When a municipality reviews an application for a non-complying use (industrial/commercial) in an area where the Zoning Ordinance (ZO) specifically states in several sections, that such a use is prohibited in AA, A, R zoned areas, and only allowed in C and D areas subject to a special permit, and the only board that can issue such a permit is Board P, is the municipality obliged to follow their most current Zoning Ordinance?


I ask because recently there was a Public Notice and a recent Public Hearing for an industrial-commercial shop (hydrocarbons, detergents, solvents, traffic, noise) in the most sensitive area (strictest zoning where there is no municipal infrastructure such as sewer hookups and water or even fire hydrants and the fasted emergency response is is 15 minutes on longer, and only a single, narrow, hilly egress -- dead end), before municipal board Z.

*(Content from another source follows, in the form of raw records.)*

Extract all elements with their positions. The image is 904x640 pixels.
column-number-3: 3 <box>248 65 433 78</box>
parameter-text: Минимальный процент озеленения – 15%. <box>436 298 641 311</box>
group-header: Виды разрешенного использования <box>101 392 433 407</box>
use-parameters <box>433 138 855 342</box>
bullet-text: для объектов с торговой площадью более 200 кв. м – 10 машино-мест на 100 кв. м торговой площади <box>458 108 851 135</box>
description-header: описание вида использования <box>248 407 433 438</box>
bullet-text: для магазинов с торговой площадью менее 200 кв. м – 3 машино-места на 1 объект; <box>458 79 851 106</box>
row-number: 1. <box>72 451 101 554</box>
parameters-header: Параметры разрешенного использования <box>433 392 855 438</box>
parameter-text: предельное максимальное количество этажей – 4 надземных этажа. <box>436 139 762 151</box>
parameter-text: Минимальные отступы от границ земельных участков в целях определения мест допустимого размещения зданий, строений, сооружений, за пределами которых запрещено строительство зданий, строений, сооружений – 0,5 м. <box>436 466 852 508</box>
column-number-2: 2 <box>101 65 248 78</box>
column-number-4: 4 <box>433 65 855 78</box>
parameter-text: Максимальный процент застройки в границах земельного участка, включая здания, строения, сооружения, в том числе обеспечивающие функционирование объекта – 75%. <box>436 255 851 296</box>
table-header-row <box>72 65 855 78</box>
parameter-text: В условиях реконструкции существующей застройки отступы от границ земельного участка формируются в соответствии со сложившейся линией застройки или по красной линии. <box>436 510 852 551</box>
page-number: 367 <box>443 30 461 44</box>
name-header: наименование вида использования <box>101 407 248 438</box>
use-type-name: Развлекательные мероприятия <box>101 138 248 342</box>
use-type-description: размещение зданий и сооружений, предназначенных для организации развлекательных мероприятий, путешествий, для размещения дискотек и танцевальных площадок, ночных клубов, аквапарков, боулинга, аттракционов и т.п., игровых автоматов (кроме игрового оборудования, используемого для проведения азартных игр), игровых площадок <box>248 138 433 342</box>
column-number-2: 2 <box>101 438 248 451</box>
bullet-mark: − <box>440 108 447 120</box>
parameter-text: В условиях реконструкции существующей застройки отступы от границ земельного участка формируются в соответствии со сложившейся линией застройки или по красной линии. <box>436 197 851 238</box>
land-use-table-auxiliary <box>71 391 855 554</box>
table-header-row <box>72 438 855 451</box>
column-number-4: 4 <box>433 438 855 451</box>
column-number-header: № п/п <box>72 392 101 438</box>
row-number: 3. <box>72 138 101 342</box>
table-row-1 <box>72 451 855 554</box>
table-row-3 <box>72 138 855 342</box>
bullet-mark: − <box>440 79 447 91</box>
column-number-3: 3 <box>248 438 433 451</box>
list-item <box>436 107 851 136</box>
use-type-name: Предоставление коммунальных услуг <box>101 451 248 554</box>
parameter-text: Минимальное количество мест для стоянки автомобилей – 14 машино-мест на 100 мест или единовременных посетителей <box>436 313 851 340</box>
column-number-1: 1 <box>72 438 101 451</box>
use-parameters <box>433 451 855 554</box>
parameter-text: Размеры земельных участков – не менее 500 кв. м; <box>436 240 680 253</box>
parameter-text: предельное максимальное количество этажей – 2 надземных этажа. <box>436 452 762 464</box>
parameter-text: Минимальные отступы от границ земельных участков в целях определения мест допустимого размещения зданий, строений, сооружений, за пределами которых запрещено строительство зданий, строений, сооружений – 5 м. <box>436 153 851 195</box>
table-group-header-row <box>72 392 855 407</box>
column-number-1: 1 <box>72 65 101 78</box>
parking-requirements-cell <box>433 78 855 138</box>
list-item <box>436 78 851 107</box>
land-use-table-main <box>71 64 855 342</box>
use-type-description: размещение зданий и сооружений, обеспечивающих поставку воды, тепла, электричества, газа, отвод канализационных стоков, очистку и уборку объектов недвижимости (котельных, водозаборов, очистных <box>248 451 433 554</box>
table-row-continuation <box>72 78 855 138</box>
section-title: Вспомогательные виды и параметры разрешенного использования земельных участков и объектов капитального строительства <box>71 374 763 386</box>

I was shocked, but not all that surprised that the official municipal offices and parties involved did not seem be particularly well informed about the very ZO they surely must work with weekly. For example, the hearing (and subsequent vote are being handled by a board (Z) that is not the designated board (P) specified in the ZO. AND, not much mention of sensitive area "AA" or that the industrial shop was PROHIBITED explicitly in the AA zone and the underlying (subordinate) residential zone. NO Special Permits CAN be granted -- not even by board P.


Board (Z) had every right to decline to hear the proponent's proposal and/or to vote NO. Not an allowable use, and not allowed even with a "Special Permit." The proponent's lawyer (a bit tough looking, IMO) spoke very fast and often inaudible, skipping over elements that were logically inconsistent, conflating an "occupancy permit" (which the existing, illegal building does not have, nor does it have a wiring permit -- huge building) with the sought "Special Permit" for the highly non-conforming, prohibited use.


Instead, Board Z entertained discussion (mostly the chair talked), offered that he was not sure that Board Z had the authority to issue the sought permit (they do NOT), opined that since the location is up in the woods/hills ("with no one around") that he, the Chair, would not have any problem with it located in zone R and AA. THEN, he suggested that even in the proponent and his fast muddyspeak lawyer wanted to describe it as more of a 'hobby" that would be "quiet" (no, it's a noisy activity and the proponent wants to relocate his business from another municipality so that the business can EXPAND. oh, and the activity, even on a "hobby" level is prohibited in this sensitive area.)


But the Chair of Board Z suggested that the proponent might want to "adjust" (tinker with) the phrasing and stated intent/use. Huh?


The subsequent Public Hearing Notice for the same proponent (for this week's meeting of Board Z, describes the same project (conversion, change of use). So, even after a month, the Chair of Board Z hasn't read the Zoning Ordinance (ZO) and read how that use is strictly prohibited, and that Board Z is NOT the board to even hold a hearing or issue any Special Permit (per the ZO). Even the "correct board" cannot issue a Special Permit for that use in Zone AA and R. A special permit would only be for C and D zoned areas.


The chair of Board Z seems to be accommodating this new resident with his prohibited use in AA and R and which is not even under the purview of this quiet little Board -- compared to say the Planning Board or City Council. Hmm.


Sorry this was long and thank you for your attention.

PS I am not sure what on what forum to ask this question, but this seemed like a good place to start.